PDF without Adobe: 1 At the heart of macOS

I’ve been using Portable Document Format (PDF) for over twenty-five years now, and despite my initial misgivings, it has established itself as one of the most important document formats. PDF came out of PostScript, the original page description language for laser printers which was developed by the founders of Adobe, including John Warnock and Charles Geschke, during the early 1980s.

When PDF was introduced in 1993, Macs already had two vital graphics languages: QuickDraw and PostScript. QuickDraw was for the display, and had some amazing advanced features. You may still bump into it now, in its PICT format graphics files. PostScript was for high-end printers, particularly Apple’s LaserWriter which enabled the Mac to lead the ‘desktop publishing revolution’.

Adobe Acrobat PDF was but one contender among several for a universal document format, which would enable anyone to distribute electronic copies of documents with arbitrary content. To create a PDF document in those days, you had to print to a PostScript file, then use Adobe’s Distiller app to convert that into PDF.

With Macs sticking to its proprietary QuickDraw, when the NeXT computer was developed, its designers opted for Display PostScript as the centrepiece of its graphics. At the time, many thought this to be a mistake, as PostScript wasn’t as efficient a graphics language as QuickDraw, as it had been designed to render pages in slower time in print engines.

When NeXT and Mac merged to form the beginnings of Mac OS X, Display PostScript was replaced with PDF as the central graphics standard for both display and printing, in what was dubbed Quartz 2D – which lives on today in macOS.

PDF is based on PostScript, but has proved superior in both performance and cost. Adobe built much of its business on the licence fees for PostScript, but PDF was standardised in an open format (ISO 32000) and is thus free to use.

macOS has several key document formats, including Rich Text (RTF, used throughout styled text content via TextKit), HTML (in WebKit), plain text of course, XML (particularly in Property Lists), and PDF. The latter is supported by PDFKit, which is part of the Quartz graphics system, used for display and printing.

Like PostScript before it, and unlike Rich Text and HTML, PDF is not designed to be interactively edited – which is one of its strengths. I have innumerable PDF documents on this iMac going back to the very first release of PDF in 1993, all of which have been unchanged since they were first created. Many are reference manuals, legal documents, and other material which you wouldn’t want to be tampered with.

There are occasions, though, when you need to add to or change a PDF document, and the market for PDF forms has flourished in recent years. In the UK, they form a major part of the national tax filing system, for instance.

From its first release, I have been using Adobe Acrobat Pro as my ‘serious’ tool for working with PDFs. Originally Adobe Distiller, it was the only way to turn the Mac’s PostScript output into PDF documents, then became part of the benchmark suite of tools supporting PDF creation and editing. Sadly, this year I have finally abandoned Adobe’s products as they have priced themselves out of their own market, wanting around £500 for a ‘perpetual’ licence, or more than £25 per month on a rental basis.

I still complete my tax forms using Adobe’s free Acrobat Reader DC, but wanted a high-end PDF editor for occasional use, and a low-end reader for just quickly accessing PDFs every day. I think that I have found a suitable replacement for editing in PDFpenPro 10, and will report on it later.

As a reader, neither Preview nor Adobe Acrobat Reader DC work how I want them to. The latter, in particular, has become cluttered and clunky to use. I just want to browse PDFs and extract content, such as source code as text, and the occasional image. I’d also like to be able to copy out lengthier passages sometimes – simply and without any fuss.

So I’m experimenting with PDFKit in another free tool, Podofyllin.
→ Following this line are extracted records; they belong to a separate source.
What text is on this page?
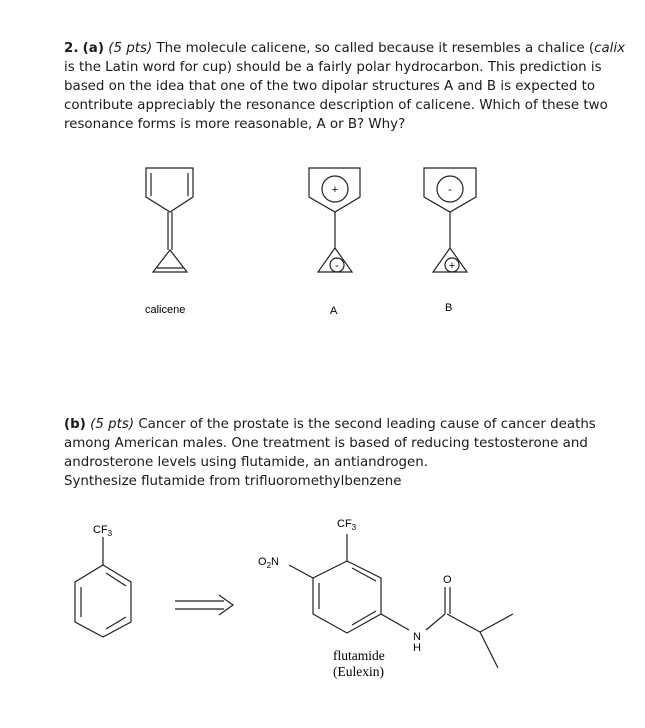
2. (a) (5 pts) The molecule calicene, so called because it resembles a chalice (calix is the Latin word for cup) should be a fairly polar hydrocarbon. This prediction is based on the idea that one of the two dipolar structures A and B is expected to contribute appreciably the resonance description of calicene. Which of these two resonance forms is more reasonable, A or B? Why?

+
-
-
+
calicene	A	B
$CF_3$
$CF_3$
$O_2N$
O
N
H
flutamide
(Eulexin)

(b) (5 pts) Cancer of the prostate is the second leading cause of cancer deaths among American males. One treatment is based of reducing testosterone and androsterone levels using flutamide, an antiandrogen.

Synthesize flutamide from trifluoromethylbenzene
To save you reaching for Wikipedia, podophyllin is a pretty toxic resin which is extracted from the roots of the mandrake plant (a favourite in alchemy and witchcraft) and is sometimes used to remove warts. It also happens to contain the letters P, D and F in order.

podofyllin03

Here’s a first beta release of Podofyllin. Each document window has four views: at the left, a thumbnail view, then the main PDF view, the extracted plain text, and the righthand view is currently unused but will contain the tree-structure view in a future release.

It is based on macOS PDFKit, so can’t change the documents it opens in any way. You can select and copy content from the PDF view, which is sort of Rich Text, and of course from the plain text view. You can also reorder the pages using their thumbnails, but any changes won’t be saved to the original PDF document.

Podofyllin version 1.0b1 is available from here: podofyllin10b1
and from Downloads above.

When writing this, I was surprised to discover how few accounts there are of using PDFKit in Swift. As I have written less than twenty lines of code, I will work through creating a similar app in later articles in this series.